Truro News

Health authority denies access being restricted

- BY STUART PEDDLE

The Nova Scotia Health Authority denies preventing patients from travelling outside their community to get a family doctor.

Dr. Richard Gibson, NSHA senior medical director, primary health care and department of family practice, questions assertions made in a recent column on health care, carried by the Chronicle Herald.

In the Dr. A.J. column, the author relates restrictio­ns set upon family doctors and also said patients could not go to doctors in other coverage areas.

“Doctors have been moved from one community to another and patients from their previous ‘postal codes’ were not allowed to follow them to the new location,” the column says. “Patients were not allowed to join collaborat­ive centres in a specific geography if they did not have the right postal code, regardless of the complexity or the urgency of their health needs.”

Gibson disputes that claim. “It’s not a fact and I don’t know where she got it from,” Gibson said. “Basically, doctors are selfemploy­ed profession­als, they’re free to relocate themselves from one community to another. When they do that, oftentimes the patients follow them. We as a health authority have no authority whatsoever to tell patients where they are to go and where they are not to go so there’s no way on Earth we would tell the patients they couldn’t follow their doctor to the new location, so I don’t know what she’s talking about.

“Most of the clinics are run by doctors and . . . some of them are run by private agencies like community health boards or pharmacies. Some clinics have their own private policies on where they accept patients from and don’t accept patients from but, again, those are not coming from the health authority, those are clinic policies.”

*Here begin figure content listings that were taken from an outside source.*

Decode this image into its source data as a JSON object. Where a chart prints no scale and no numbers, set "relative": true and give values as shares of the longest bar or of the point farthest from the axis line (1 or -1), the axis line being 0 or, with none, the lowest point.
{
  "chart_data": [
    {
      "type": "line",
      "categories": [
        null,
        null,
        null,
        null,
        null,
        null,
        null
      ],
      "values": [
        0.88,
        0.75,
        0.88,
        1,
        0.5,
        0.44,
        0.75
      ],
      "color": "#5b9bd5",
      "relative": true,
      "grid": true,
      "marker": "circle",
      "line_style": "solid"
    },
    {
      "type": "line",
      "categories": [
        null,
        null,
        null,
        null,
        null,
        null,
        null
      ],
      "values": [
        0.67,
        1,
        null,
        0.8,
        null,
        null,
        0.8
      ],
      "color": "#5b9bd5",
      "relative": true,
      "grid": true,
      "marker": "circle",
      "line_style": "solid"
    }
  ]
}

Gibson said the health authority is formulatin­g a response to the column. He also said there’s no restrictio­n on someone who does not have a family doctor joining a practice in another coverage area. “If they find a family doctor, they’re free to go anywhere they want to,” he said.

That’s not the experience of Dan Coffin, one of several people who have contacted The Chronicle Herald saying they have not been able to get a family doctor outside their coverage area.

In a letter to the editor in the Nov. 24 edition, Coffin, a Dartmouth resident, wrote that he found a collaborat­ive practice outside HRM that was accepting new patients but, when he called, he was told the clinic uses the province’s 811 health informatio­n service’s list of patients seeking a family doctor to manage their referrals.

“A call to 811 resulted in my being advised that they could not add my name to the list for that practice because the referrals are determined using postal codes, and referrals will not be made outside a specific geographic area despite applicants’ willingnes­s to travel for services,” he said in the letter.

Contacted Monday, Coffin said he is still in the same situation.

“I still haven’t found a doctor. I have not received any phone calls for referrals,” Coffin said. “I was definitely told by two people, actually, within the Nova Scotia Health Authority that they only refer certain geographic locations and I could not be referred outside that area.”

Gibson said that the Need a Family Practice Registry gives a list of patients from a given community to a new family doctor if one sets up in that community. He said the registry doesn’t allow for sorting out those willing to drive a certain distance for a family doctor versus those who can’t do so.